What is the SDN List?
OFAC publishes a list of individuals and companies owned or controlled by, or acting for or on behalf of, targeted countries. It also lists individuals, groups, and entities, such as terrorists and narcotics traffickers designated under programs that are not country-specific. Collectively, such individuals and companies are called “Specially Designated Nationals” or “SDNs.” Their assets are blocked and U.S. persons are generally prohibited from dealing with them.
Who should be screening the SDN List?
Let’s look at C-337, which in turn indicates of the existence of the list and calls upon obliged entities (ASP, CIF, AIF, AIFM, other) to ‘study the provisions of the sanctions […] and assess whether they affect the obliged entity. As can be understood the obligation to include the SDN List in the sanctions program might be necessary. However, an indication of this requirement is derived by analyzing your risk appetite as much as your operational dealings. Operational dealings are relevant since OFAC sanctions will be applicable if your Cypriot entity is subject to the US Jurisdiction (further reading below).
In accordance with Annex III of this law, countries subject to sanctions, embargos or similar measures issued by, for example, the Union or the United Nations are to be treated as high-risk factors. Annex III is associated with Section 64(3) of the Law. Section 64(3) of the Law requires obliged entities to apply enhanced due diligence measures.
The Prevention and Suppression of Money Laundering Law does not require obliged entities to take into account OFAC Sanctions. By extension the CySEC Directive regarding the prevention and suppression of money laundering and terrorist financing (in Greek), or the law 58(I)2016 does not adopt US Sanctions. So, in conclusion, no law of the Republic of Cyprus requires an obliged entity to follow OFAC Sanctions.

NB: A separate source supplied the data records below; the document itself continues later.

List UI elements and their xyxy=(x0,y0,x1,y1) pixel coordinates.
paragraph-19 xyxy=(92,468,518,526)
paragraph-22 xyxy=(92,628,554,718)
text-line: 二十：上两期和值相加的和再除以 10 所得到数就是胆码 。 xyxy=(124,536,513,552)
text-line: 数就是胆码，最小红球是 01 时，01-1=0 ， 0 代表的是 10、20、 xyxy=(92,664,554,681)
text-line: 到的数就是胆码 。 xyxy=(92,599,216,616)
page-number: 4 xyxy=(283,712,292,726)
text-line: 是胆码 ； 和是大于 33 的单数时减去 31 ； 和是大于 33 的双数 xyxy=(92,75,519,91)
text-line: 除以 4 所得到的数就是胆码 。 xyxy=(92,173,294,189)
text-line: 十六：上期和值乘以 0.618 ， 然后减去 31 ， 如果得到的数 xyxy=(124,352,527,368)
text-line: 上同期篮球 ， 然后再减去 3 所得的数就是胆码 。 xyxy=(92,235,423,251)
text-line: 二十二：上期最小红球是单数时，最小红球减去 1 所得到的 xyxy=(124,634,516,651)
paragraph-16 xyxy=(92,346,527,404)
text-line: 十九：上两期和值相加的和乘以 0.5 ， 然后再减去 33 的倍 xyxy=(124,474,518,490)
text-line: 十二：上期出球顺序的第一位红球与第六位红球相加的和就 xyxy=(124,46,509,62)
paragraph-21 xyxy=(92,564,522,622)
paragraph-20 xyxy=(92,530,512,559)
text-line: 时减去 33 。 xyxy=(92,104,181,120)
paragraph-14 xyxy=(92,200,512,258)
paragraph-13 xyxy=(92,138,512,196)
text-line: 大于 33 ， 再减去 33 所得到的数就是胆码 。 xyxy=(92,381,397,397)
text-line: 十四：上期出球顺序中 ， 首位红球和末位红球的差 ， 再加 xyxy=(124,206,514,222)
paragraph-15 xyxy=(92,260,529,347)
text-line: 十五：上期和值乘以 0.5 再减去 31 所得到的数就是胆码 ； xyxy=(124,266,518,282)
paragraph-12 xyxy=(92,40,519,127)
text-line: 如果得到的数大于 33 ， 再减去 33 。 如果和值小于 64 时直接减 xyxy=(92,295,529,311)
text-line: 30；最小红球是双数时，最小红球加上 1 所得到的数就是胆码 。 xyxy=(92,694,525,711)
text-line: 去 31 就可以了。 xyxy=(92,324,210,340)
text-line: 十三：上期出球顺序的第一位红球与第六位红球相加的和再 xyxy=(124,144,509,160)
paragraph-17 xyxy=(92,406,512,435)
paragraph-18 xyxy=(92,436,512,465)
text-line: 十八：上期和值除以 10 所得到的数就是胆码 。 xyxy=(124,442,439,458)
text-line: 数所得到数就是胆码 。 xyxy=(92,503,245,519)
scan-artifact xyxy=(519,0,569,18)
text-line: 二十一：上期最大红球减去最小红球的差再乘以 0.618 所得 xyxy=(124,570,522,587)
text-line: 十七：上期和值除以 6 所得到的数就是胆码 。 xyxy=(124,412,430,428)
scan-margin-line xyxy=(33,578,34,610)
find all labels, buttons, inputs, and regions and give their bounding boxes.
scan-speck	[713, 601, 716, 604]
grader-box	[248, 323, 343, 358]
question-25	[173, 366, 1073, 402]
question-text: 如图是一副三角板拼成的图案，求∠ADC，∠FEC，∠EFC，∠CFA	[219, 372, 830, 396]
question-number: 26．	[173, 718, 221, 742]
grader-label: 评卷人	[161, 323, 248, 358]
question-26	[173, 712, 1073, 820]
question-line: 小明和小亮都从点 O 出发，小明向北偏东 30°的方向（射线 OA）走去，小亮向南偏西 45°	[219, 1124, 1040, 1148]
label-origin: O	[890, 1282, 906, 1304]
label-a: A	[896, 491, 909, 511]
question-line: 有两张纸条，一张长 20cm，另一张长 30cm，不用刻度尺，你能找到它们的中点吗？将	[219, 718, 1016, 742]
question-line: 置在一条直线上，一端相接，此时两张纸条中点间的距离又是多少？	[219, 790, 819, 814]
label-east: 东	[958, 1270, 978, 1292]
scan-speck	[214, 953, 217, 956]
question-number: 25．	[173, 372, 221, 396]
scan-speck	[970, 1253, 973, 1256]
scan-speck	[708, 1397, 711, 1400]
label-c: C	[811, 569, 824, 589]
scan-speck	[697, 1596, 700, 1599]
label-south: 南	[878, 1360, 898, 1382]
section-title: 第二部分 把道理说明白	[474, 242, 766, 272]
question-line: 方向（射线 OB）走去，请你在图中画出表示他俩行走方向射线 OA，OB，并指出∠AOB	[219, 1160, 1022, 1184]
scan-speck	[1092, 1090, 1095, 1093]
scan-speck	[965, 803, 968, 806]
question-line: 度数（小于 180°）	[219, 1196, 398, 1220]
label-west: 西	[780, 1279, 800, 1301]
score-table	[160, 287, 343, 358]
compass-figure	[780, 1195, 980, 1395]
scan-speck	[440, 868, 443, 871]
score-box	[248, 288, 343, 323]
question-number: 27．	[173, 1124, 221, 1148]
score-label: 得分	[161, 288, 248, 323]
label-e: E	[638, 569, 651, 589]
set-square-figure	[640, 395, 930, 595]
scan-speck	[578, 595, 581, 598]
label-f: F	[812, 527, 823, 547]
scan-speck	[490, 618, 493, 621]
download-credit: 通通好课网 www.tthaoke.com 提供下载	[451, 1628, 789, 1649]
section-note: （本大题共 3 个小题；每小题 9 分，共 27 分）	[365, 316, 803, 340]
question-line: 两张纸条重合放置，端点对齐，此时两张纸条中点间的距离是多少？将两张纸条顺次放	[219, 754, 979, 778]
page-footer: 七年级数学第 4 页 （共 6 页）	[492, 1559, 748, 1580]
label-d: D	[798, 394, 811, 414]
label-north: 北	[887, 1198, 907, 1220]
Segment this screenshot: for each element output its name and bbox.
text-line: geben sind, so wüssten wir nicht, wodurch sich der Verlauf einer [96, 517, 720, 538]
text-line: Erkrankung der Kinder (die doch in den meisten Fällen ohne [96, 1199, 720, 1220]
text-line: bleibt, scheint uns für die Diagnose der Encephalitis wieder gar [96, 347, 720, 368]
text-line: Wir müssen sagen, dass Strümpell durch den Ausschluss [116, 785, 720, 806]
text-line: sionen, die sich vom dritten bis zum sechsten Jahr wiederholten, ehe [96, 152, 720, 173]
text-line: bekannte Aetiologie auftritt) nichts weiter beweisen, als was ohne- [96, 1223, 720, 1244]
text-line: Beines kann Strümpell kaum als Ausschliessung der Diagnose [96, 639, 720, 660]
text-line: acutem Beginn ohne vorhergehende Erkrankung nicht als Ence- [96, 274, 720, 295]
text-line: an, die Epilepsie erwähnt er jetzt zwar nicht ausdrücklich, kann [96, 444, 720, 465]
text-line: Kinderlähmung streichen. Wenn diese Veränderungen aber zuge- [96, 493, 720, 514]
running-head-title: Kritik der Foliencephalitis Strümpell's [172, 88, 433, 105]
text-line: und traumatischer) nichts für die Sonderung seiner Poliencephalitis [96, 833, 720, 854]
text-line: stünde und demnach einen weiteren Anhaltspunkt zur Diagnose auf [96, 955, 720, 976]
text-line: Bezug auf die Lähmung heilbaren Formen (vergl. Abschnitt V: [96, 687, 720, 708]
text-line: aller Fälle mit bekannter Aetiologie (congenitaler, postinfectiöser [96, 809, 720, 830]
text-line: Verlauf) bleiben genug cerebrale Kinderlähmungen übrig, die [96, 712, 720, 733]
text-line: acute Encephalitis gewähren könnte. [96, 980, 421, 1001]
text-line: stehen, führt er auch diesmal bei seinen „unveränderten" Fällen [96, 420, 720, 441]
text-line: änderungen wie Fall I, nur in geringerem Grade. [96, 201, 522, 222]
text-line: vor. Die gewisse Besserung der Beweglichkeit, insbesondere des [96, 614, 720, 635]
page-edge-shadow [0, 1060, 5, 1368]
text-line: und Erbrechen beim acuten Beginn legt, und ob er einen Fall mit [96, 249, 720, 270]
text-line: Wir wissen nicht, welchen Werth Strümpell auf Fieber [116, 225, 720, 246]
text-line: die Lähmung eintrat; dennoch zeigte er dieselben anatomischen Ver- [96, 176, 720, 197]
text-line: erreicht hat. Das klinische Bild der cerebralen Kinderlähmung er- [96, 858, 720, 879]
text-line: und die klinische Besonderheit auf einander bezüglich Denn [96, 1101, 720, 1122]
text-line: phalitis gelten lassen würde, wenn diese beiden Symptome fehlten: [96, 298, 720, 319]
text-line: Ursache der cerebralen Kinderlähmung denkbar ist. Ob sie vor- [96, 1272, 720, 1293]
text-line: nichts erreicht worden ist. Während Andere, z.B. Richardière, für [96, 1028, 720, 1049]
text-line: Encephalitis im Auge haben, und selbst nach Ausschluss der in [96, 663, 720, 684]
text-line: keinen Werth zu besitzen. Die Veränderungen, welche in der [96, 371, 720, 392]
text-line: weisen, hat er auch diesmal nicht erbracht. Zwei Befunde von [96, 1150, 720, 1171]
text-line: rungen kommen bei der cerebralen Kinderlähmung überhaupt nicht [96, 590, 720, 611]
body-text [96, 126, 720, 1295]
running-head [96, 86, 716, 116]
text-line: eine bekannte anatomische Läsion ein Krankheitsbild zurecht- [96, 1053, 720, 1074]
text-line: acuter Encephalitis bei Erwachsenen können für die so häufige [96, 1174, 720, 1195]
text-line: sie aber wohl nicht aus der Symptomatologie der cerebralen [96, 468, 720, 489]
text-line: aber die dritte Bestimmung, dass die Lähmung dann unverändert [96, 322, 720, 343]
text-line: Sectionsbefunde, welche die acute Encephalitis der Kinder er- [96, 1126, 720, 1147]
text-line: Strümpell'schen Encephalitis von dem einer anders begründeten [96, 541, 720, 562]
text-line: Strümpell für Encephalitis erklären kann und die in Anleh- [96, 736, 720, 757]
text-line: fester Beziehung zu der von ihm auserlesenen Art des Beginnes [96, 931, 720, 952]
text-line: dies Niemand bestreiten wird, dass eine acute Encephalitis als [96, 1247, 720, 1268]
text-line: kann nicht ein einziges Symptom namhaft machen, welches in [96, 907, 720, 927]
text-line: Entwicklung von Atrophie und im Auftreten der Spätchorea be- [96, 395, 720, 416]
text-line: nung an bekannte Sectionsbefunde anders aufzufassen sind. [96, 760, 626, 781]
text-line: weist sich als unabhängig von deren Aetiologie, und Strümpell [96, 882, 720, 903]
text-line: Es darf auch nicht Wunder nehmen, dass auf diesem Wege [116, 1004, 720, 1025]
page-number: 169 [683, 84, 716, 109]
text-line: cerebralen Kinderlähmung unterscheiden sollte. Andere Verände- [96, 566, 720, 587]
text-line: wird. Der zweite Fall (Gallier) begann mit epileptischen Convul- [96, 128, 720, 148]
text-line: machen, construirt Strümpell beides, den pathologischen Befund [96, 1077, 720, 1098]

If the Cyprus law does not require me to follow OFAC Sanctions, why should I?
OFAC sanctions laws extended to none US citizens by the connection and operations that they have to the US.
U.S. persons must comply with OFAC regulations, including all U.S. citizens and permanent resident aliens regardless of where they are located, all persons and entities within the United States, all U.S. incorporated entities and their foreign branches. In the cases of certain programs, foreign subsidiaries owned or controlled by U.S. companies also must comply. Certain programs also require foreign persons in possession of U.S.-origin goods to comply.
Typically a none US national will be treated as one when the following occurs:
- Communication or movement of funds is in the US. May be sufficient to create US jurisdiction
- Money transiting through the US may be sufficient to create US jurisdiction. This is every transfer involving US Dollars.
- US citizens are appointed to the management of an obliged entity.
- The holding company is a US entity and the obliged entity its subsidiary.
Accordingly, under the above circumstances, the US Jurisdiction will extend to Cyprus and an appropriate Sanctions Compliance Program should include OFAC Sanctions.
OFAC Sanctions Compliance Program
An effective OFAC Sanctions Compliance Program is one which ensures, as a minimum, that (1) Customers and (2) Beneficial Owens are systematically screened against the sanctions list search. Furthermore, the Sanctions Compliance Program must take into account the risks faced by obliged entities associated with the services they offer.
The frequency of the screening process depends on the internal policies and procedures, the size, the geographical exposure and so forth. Failure to detect such exposure an enforcement action against the obliged entity may apply.